Também na produção industrial e agrícola a automação é crescente, podendo permitir, num curto espaço de tempo, o embaratecimento de um conjunto alargado de bens. Os novos materiais, a impressão 3D e a robotização podem mesmo vir a permitir-nos ter minifábricas dentro de casa.

Paralelamente, assistimos a uma revolução no campo da saúde, onde a telemedicina, juntamente com novos equipamentos de monitorização e avanços brutais na biotecnologia e na indústria farmacêutica, promete alterar paradigmas e continuar a aumentar a esperança média e a qualidade de vida das futuras gerações.

Na educação surgem novos formatos, alguns plenamente digitais, tornando as melhores fontes de conhecimento mais globais e acessíveis.

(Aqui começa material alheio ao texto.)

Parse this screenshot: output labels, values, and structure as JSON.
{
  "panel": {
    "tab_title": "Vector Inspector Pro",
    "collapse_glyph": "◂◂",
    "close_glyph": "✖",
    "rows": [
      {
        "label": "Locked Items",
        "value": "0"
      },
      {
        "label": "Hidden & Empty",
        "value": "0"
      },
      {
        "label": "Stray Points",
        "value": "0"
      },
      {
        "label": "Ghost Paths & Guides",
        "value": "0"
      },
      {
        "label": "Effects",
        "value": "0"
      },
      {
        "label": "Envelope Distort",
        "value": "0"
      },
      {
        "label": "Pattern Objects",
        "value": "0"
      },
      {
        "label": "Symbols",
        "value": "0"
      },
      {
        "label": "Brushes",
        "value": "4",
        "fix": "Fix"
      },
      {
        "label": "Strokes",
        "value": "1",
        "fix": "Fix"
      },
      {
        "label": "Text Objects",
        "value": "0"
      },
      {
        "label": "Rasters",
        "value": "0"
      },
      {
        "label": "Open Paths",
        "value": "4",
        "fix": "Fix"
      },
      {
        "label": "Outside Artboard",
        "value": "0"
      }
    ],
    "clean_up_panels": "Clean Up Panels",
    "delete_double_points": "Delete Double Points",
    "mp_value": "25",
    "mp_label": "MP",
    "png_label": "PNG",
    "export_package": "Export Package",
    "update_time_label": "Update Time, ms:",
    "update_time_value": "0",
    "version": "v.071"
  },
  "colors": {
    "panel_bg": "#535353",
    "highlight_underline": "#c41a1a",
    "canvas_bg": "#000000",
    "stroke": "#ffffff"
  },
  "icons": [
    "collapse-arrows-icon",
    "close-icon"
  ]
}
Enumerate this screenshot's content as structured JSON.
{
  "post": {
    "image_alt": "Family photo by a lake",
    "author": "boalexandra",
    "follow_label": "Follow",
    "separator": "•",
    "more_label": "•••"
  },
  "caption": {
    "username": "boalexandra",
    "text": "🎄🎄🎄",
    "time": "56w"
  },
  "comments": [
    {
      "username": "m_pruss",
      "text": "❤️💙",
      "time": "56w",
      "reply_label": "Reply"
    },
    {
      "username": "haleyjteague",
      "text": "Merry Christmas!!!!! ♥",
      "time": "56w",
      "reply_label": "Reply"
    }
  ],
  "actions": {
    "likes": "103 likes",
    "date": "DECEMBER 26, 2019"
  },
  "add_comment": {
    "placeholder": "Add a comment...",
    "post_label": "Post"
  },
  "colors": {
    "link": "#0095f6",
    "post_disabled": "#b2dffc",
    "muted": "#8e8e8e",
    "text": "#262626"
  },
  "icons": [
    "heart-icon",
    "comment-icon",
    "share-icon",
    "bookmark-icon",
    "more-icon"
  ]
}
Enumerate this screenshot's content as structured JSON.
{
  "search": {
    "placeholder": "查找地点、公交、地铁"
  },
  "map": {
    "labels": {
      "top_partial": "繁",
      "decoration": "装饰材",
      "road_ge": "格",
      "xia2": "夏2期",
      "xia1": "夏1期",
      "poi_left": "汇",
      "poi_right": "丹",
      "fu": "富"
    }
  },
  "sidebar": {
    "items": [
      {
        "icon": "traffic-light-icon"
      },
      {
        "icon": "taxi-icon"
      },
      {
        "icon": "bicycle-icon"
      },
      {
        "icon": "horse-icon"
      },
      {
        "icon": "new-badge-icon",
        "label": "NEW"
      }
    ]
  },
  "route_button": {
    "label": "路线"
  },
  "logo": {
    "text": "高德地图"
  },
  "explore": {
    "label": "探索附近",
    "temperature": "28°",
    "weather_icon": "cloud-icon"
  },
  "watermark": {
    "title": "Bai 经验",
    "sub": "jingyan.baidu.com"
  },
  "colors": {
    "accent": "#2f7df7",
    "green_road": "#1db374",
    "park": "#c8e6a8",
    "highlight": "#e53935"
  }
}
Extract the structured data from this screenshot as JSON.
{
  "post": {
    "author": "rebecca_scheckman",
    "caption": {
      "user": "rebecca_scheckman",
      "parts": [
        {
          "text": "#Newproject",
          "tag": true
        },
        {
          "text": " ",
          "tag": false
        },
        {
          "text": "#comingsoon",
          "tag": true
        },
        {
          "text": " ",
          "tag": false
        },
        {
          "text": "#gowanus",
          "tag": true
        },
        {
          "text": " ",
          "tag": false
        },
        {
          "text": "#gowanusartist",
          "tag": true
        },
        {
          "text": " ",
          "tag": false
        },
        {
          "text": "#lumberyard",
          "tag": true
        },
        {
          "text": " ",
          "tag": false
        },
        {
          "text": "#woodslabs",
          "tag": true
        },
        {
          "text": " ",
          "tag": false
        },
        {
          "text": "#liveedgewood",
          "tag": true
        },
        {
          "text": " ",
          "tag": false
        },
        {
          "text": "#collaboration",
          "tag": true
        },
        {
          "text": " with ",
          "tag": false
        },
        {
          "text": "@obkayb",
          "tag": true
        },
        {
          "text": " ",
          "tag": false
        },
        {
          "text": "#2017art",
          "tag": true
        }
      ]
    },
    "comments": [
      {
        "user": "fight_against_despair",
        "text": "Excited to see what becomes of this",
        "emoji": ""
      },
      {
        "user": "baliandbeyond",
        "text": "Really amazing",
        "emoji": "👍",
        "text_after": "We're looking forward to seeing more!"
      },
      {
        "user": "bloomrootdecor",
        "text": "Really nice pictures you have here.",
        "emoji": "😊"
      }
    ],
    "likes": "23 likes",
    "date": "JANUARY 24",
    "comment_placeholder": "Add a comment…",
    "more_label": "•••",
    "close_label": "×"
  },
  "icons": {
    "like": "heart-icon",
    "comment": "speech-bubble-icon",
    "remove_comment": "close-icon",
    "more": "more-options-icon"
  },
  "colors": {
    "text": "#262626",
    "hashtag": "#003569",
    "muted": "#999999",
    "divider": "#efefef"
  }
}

O setor financeiro também se encontra em plena transformação. Com a descentralização e desintermediação podemos fazer depósitos, pedir empréstimos, abrir contas, transferir valor e investir em diversos tipos de ativos sem passar pela banca tradicional, sem falar com uma única pessoa e, muitas vezes, sem pagar impostos. Para além disso, nos nossos dias, a maioria das decisões de investimento de Wall Street são realizadas por máquinas e os desenvolvimentos da inteligência artificial, da computação quântica e da big data, prometem alargar esse tipo de decisões a muitos outros setores.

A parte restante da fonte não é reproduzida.